ジャンプに連載している漫画家って凄い。「バクマン」

賞獲得が漫画家の第一歩

漫画家を目指すなら賞で入賞するか、持ち込み。

ジャンプで言えば手塚賞と赤塚賞だったかな。僕の小学生の頃はそうでした。当時はジャンプの黄金期。キン肉マン、キャプテン翼、北斗の拳。当然、多くのガキンチョにとって漫画家は憧れの職業。

今では言えば、芸人に憧れをもつ小中高生と一緒。

作品中の主人公はあっさり準入選を一発目で取ったけど、佳作止まりの方々も。しかも漫画アシストの長年経験した人やら、何度も賞に応募して、やっと佳作を取れた人など、狭き厳しい門であることは確か。

芥川賞受賞で作家さんは騒がれているけれど、ジャンプの賞に入賞した人ももっと報道してもいいのにと思った次第です。

バクマン

連載が決まるのもひと苦労

が、賞タイトルを獲得しても、即連載となるほどジャンプは甘くはありません。

編集長、副編集長、キャップ?、そして担当編集全てのチェックが入り、ほぼ皆の同意を得られないと連載にこぎつけない。

こっちの方が賞を獲るよりも厳しい

発行部数という実益に直結しますからね、作品の見方もチョ~シビアになるでしょう。

昔、手塚賞を入賞した「ラストスパート」という作品がありました。飛び抜けた画力だったけど、その人の作品は連載することがなかったと記憶しています。

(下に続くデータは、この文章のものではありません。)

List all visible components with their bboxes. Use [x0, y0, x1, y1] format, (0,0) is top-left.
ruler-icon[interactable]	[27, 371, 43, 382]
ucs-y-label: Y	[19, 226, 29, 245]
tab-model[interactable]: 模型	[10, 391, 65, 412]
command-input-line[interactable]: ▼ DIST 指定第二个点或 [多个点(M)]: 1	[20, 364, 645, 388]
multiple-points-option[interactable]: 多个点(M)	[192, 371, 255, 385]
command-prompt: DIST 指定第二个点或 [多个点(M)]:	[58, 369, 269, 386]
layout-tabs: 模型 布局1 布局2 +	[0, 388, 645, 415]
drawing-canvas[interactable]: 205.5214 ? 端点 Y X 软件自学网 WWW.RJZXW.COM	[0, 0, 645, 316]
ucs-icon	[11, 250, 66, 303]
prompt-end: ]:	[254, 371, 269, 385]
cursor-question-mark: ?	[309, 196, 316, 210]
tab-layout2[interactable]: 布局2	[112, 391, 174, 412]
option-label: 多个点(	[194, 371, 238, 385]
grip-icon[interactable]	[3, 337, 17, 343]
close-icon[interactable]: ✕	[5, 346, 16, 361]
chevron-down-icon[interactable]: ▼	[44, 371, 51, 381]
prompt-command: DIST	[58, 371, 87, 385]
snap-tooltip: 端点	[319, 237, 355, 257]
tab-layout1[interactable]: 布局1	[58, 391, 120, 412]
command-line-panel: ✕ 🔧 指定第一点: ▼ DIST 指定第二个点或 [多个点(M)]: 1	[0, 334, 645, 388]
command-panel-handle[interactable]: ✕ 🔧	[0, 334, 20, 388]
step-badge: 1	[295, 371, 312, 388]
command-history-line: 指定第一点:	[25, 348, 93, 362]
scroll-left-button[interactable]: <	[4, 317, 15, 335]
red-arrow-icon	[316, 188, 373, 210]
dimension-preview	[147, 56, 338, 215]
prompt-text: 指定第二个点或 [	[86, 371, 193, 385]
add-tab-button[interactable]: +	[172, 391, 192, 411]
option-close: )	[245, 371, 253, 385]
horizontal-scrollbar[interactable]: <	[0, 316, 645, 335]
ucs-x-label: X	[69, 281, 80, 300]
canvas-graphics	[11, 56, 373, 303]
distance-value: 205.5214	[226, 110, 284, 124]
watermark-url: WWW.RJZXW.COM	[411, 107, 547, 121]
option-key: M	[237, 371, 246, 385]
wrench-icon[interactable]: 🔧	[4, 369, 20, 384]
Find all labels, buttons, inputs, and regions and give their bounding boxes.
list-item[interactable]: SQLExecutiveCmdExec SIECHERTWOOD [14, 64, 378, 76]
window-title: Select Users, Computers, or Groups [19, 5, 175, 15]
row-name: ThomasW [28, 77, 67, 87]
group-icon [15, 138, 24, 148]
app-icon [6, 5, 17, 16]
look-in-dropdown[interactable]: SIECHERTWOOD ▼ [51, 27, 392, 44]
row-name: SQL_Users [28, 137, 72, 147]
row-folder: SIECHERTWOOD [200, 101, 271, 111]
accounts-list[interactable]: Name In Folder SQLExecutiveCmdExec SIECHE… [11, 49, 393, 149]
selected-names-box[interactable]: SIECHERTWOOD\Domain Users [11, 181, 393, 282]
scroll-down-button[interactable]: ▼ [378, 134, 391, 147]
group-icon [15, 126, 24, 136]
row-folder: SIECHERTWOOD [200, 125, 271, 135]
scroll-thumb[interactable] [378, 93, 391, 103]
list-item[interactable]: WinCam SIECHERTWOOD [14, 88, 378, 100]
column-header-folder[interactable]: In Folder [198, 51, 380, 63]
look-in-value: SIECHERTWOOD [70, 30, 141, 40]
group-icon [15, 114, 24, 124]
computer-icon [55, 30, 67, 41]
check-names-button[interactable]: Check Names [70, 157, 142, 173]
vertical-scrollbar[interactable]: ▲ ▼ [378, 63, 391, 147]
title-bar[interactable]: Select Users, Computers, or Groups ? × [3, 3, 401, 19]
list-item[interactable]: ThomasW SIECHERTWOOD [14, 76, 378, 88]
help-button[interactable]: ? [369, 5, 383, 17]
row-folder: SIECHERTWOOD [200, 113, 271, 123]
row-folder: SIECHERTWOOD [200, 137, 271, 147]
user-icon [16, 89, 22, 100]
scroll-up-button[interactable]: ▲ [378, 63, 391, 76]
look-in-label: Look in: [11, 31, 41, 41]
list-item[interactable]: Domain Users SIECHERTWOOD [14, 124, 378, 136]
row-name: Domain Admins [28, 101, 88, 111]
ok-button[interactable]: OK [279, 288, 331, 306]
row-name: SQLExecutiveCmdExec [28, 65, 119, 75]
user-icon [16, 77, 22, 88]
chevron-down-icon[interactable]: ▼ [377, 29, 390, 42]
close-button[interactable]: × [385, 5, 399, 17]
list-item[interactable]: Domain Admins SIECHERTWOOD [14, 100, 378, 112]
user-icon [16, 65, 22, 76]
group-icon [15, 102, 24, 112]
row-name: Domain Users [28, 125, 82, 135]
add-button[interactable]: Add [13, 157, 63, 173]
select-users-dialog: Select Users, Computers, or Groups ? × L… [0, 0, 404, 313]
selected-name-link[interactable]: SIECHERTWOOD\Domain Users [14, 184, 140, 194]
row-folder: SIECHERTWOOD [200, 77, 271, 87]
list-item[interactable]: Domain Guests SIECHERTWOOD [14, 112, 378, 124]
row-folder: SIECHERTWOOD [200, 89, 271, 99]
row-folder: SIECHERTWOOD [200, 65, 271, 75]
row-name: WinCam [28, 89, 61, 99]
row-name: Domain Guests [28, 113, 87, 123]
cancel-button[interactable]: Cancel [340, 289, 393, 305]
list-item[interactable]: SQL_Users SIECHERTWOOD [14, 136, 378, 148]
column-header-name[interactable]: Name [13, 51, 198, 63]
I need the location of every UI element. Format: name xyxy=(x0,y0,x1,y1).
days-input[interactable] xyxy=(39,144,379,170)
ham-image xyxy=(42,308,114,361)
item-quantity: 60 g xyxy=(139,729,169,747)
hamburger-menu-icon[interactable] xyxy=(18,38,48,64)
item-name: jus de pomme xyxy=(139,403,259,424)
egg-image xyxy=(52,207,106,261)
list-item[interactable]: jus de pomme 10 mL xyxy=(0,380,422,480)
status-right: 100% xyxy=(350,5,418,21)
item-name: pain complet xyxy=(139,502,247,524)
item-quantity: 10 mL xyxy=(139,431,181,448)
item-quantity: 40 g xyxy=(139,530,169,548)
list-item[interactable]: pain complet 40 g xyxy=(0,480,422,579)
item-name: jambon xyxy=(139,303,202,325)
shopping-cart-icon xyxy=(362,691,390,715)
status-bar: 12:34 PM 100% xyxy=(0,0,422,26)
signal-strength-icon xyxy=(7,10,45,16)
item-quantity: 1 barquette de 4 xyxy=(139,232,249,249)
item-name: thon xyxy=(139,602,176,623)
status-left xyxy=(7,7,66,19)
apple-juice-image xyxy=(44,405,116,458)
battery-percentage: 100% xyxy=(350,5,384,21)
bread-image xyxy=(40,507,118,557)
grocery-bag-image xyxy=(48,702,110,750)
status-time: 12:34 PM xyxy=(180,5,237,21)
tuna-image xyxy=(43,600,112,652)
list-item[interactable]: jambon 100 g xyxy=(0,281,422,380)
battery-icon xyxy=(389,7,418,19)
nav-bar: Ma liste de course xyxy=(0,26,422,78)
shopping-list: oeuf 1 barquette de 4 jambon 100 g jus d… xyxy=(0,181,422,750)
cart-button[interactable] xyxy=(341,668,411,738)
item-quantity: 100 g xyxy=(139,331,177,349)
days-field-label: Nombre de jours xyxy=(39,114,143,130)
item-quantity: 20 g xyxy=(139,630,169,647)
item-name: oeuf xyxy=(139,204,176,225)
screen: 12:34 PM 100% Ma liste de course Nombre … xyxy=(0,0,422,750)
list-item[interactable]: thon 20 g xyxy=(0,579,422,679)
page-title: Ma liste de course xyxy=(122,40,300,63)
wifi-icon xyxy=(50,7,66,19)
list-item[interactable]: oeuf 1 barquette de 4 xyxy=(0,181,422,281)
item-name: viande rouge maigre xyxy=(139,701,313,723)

ちなみに北斗の拳の原哲夫先生、手塚賞を獲得した作品で確か連載していました。確か鉄のドンキホーテというバイクの作品でした。

バクマン

連載が決まってからが地獄

週間の連載物ですから、もう毎日徹夜で原稿を仕上げないといけない。精神的にも肉体的にも相当きっつい。昨日も徹夜だよ自慢気に語っちゃうサラリーマンの言う徹夜とは全然質の異なるもので、生命の危険を感じるほどのレベルで笑えたものではない。

通い昔、江口寿史先生のストップひばりくんがしょちゅう、休載していました。当時は何で身勝手なんだとプンプンしていましたが、今思うと同情の気持ちでいっぱいです。無理して身体を壊して長期休載となるよりも、こまめに休みを入れた方が体力的にもいいですしね。

バクマン

打ち切りという名の厳しい現実

この作品で一番胸が痛んだのだ、連載打ち切り。新連載が始まる度に、この漫画10話持つかなというのが自然とわかるようになります。人気がなくなるとジリジリとページの後ろの方に下がっていく。んで、10回目で終わり。新しい作品が連載されるからいいや位にしか思っていませんでしたが、漫画家によっては人生かけている訳です。アンケートの結果を毎週のように聞かされ、ズルズルと順位を下げる。精神的に落ち込んでいるのにペンを走らせないと間に合わない。相当精神的にタフではないと持ちませんよね。

ある人は漫画家をやめて、故郷に帰ったりするし、人生をも左右するほどなんですよね。

あらためて思った漫画家って凄い

とまぁ、バクマンの作品自体も面白かったですが、ジャンプに実情を知れただけでも十分楽しめましたね。

で、何十年もアンケート結果で上位をキープしている看板作品を描いている漫画家さんに対し、尊敬の念でいっぱいです。

ましては雑誌の最高峰ジャンプで人気を常に維持しているのですから。